We just never know what changes might come to scramble our "perfect" plans. However, I still believe that if I continue to trust in God...who only wants the very best for me, who loves me more that I love my own children (think on that for awhile), who promises, "...I know the plans I have for you; plans for good...to give you hope and a future," then...I'm going to be fine!
If the lid doesn't fit, try changing your container!
I'll leave you with this funny story that happened to me last week!

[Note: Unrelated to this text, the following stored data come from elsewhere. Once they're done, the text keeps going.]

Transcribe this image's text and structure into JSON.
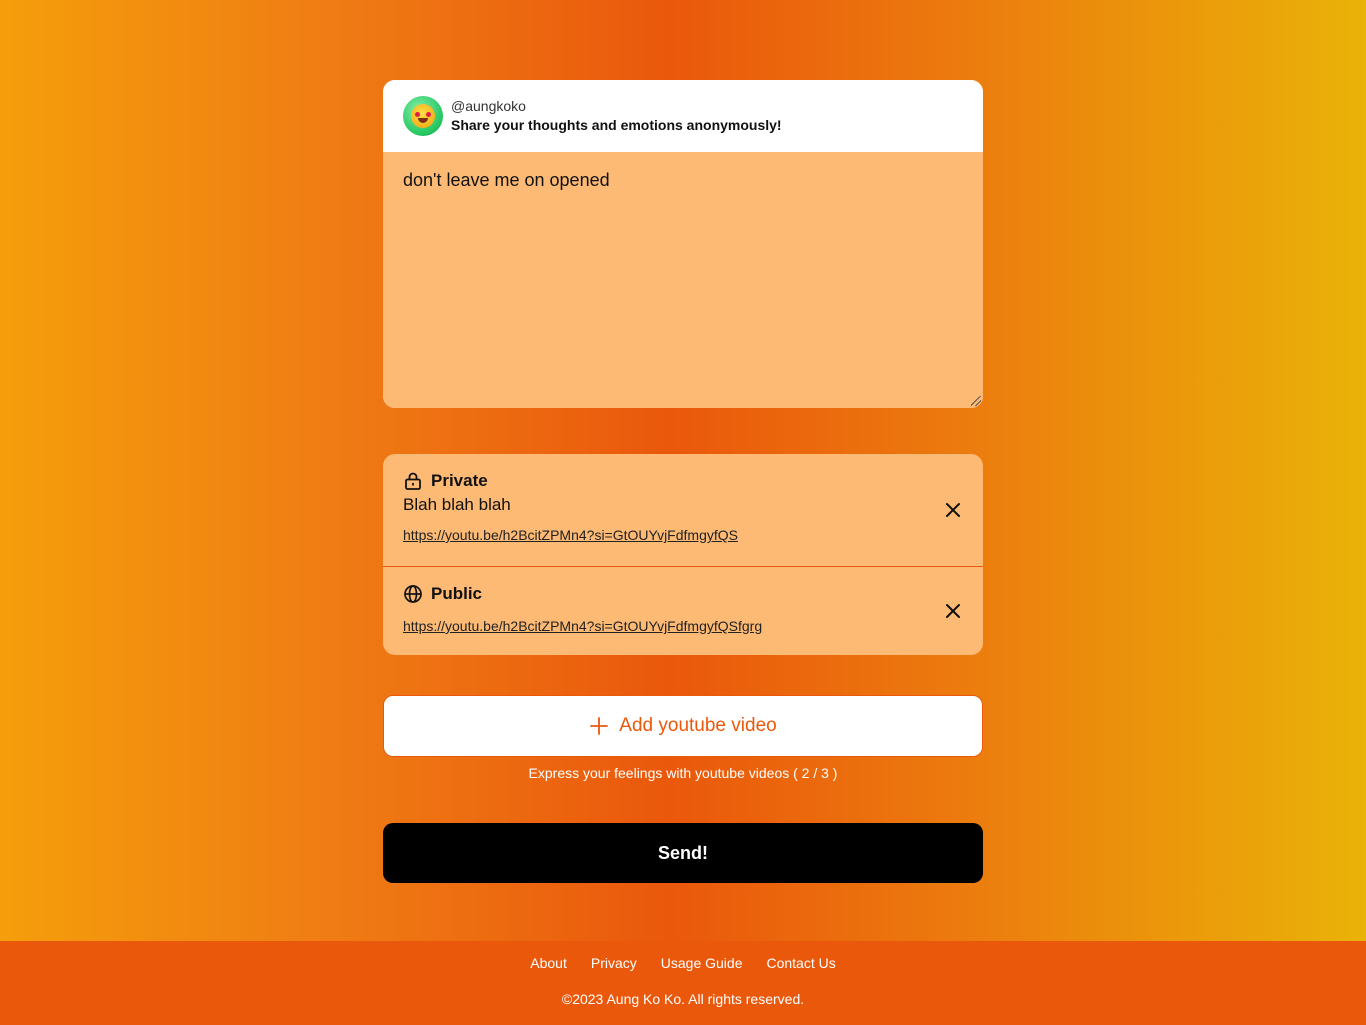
{
  "profile": {
    "username": "@aungkoko",
    "tagline": "Share your thoughts and emotions anonymously!",
    "avatar_icon": "smiling-face-avatar"
  },
  "message": {
    "value": "don't leave me on opened"
  },
  "videos": [
    {
      "visibility": "Private",
      "icon": "lock-icon",
      "note": "Blah blah blah",
      "url": "https://youtu.be/h2BcitZPMn4?si=GtOUYvjFdfmgyfQS"
    },
    {
      "visibility": "Public",
      "icon": "globe-icon",
      "url": "https://youtu.be/h2BcitZPMn4?si=GtOUYvjFdfmgyfQSfgrg"
    }
  ],
  "add_video": {
    "label": "Add youtube video",
    "hint": "Express your feelings with youtube videos ( 2 / 3 )"
  },
  "send": {
    "label": "Send!"
  },
  "footer": {
    "links": [
      "About",
      "Privacy",
      "Usage Guide",
      "Contact Us"
    ],
    "copyright": "©2023 Aung Ko Ko. All rights reserved."
  },
  "colors": {
    "accent": "#ea580c",
    "panel": "#fdba74",
    "button_dark": "#000000"
  }
}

As the radiology and anesthesiology departments were interviewing me concerning my upcoming surgery and treatments, they asked about my medical history.
"Do you smoke?"
"No."
"Consume alcoholic beverages?"
"No."
"Use recreational drugs?"
"No."
"Can you walk two flights of stairs?"
"Yes."
"Any pain?"
"No."
"Any hepatitis, anemia, TMJ, blah blah blah?"
"No."
"Family history of cancer?"
"No."
"Miscarriages?"
"No."
"High blood pressure?"
"No."
"So, then, Mrs. Davis...you seem to be very healthy."
"Yes...I just have a touch of cancer!"
Ha ha ha! I'm such a nut! You should've seen her face! WELL...it's the truth! I feel fine...I've just got a bit of cancer.
I will try to update you from Houston. It may be awhile...but hopefully not too long. Thank you for all your support. We all appreciate everything you are doing for us!